Answer:
The sum of all the external angles of a triangle is 360°.
Step-by-step explanation:
Let there are n sides in a polygon.
So, there are n internal angles in the polygon, let ∠i1, ∠i2, ∠i3, ..., ∠in are the measure of n internal angles of the polygon.
The measure of external angle corresponding to ∠i1, ∠1= 180°-∠i1,
The measure of external angle corresponding to ∠i2, ∠2 = 180°-∠i2,
Similarly, the measure of external angle corresponding to ∠in, ∠n = 180°-∠in.
Now, the sum of all the external angles of the polygon,
(∠1+∠2+...+∠n)=(180°-∠i1)+(180°-∠i2)+...+(180°-∠in)
=(180°+180°+...n times)-(∠i1+∠i2+...+∠in)

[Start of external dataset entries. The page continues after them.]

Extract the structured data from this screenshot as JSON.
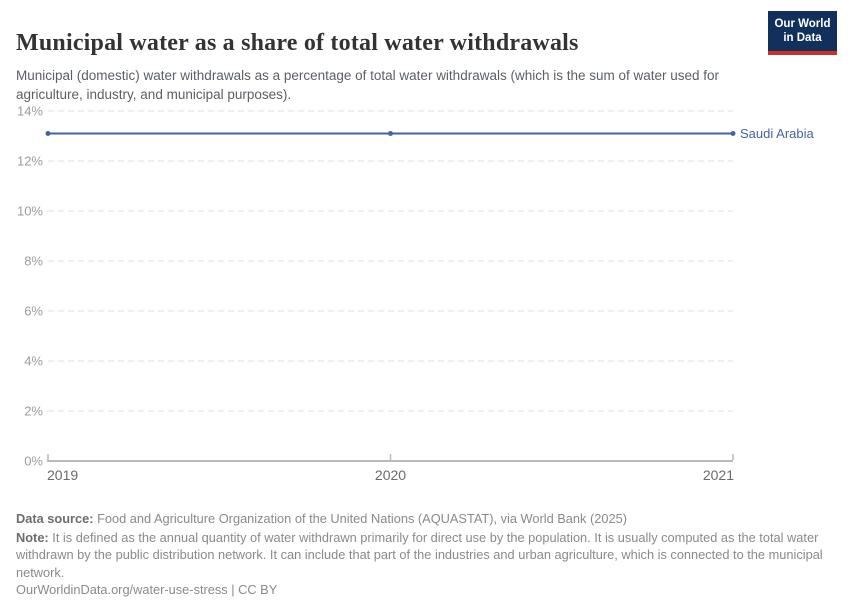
{
  "header": {
    "title": "Municipal water as a share of total water withdrawals",
    "subtitle": "Municipal (domestic) water withdrawals as a percentage of total water withdrawals (which is the sum of water used for agriculture, industry, and municipal purposes).",
    "logo_line1": "Our World",
    "logo_line2": "in Data"
  },
  "chart_data": {
    "type": "line",
    "title": "Municipal water as a share of total water withdrawals",
    "x": [
      2019,
      2020,
      2021
    ],
    "series": [
      {
        "name": "Saudi Arabia",
        "values": [
          13.1,
          13.1,
          13.1
        ],
        "color": "#4463a7"
      }
    ],
    "xlabel": "",
    "ylabel": "",
    "ylim": [
      0,
      14
    ],
    "yticks": [
      0,
      2,
      4,
      6,
      8,
      10,
      12,
      14
    ],
    "ytick_format": "{}%",
    "grid": "horizontal-dashed",
    "legend": "end-of-line-label",
    "markers": "dots-at-data-points"
  },
  "footer": {
    "datasource_label": "Data source:",
    "datasource_text": " Food and Agriculture Organization of the United Nations (AQUASTAT), via World Bank (2025)",
    "note_label": "Note:",
    "note_text": " It is defined as the annual quantity of water withdrawn primarily for direct use by the population. It is usually computed as the total water withdrawn by the public distribution network. It can include that part of the industries and urban agriculture, which is connected to the municipal network.",
    "link_text": "OurWorldinData.org/water-use-stress | CC BY"
  },
  "colors": {
    "accent_line": "#4463a7",
    "grid": "#e0e0e0",
    "axis": "#b9b9b9",
    "y_tick_label": "#9c9c9c",
    "x_tick_label": "#6b6b6b",
    "logo_navy": "#12305c",
    "logo_red": "#c8302a",
    "title_text": "#333333",
    "subtitle_text": "#5b6066",
    "footer_text": "#8a8a8a"
  }
}
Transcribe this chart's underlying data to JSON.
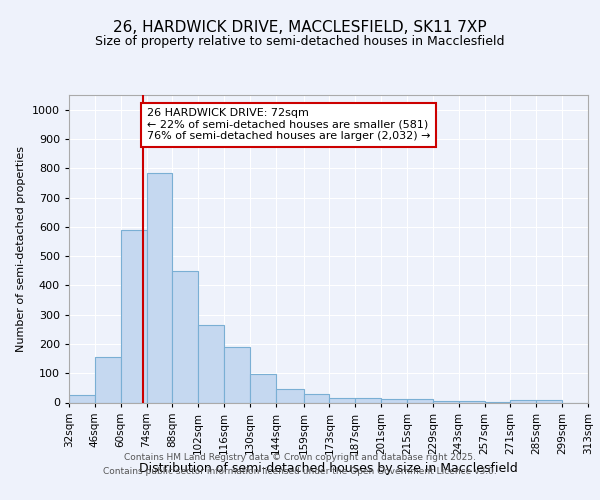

=n x 180° - (∠i1+∠i2+...+∠in)
As ∠i1+∠i2+...+∠in is the sum of all the internal angles of the polygon.
So, the sum of all the external angles of the polygon =
(n x 180°) - (sum of all the internal angles of the polygon).
In the case of a triangle, n=3 and the sum of all the three internal angles, ∠i1+∠i2+∠i3 = 180°.
Therefore, the sum of all the external angles of a triangle,
∠1+∠2+∠3 =3x180°-(∠i1+∠i2+∠i3)
=540°=180°
=360°.
Hence, the sum of all the external angles of a triangle is 360°.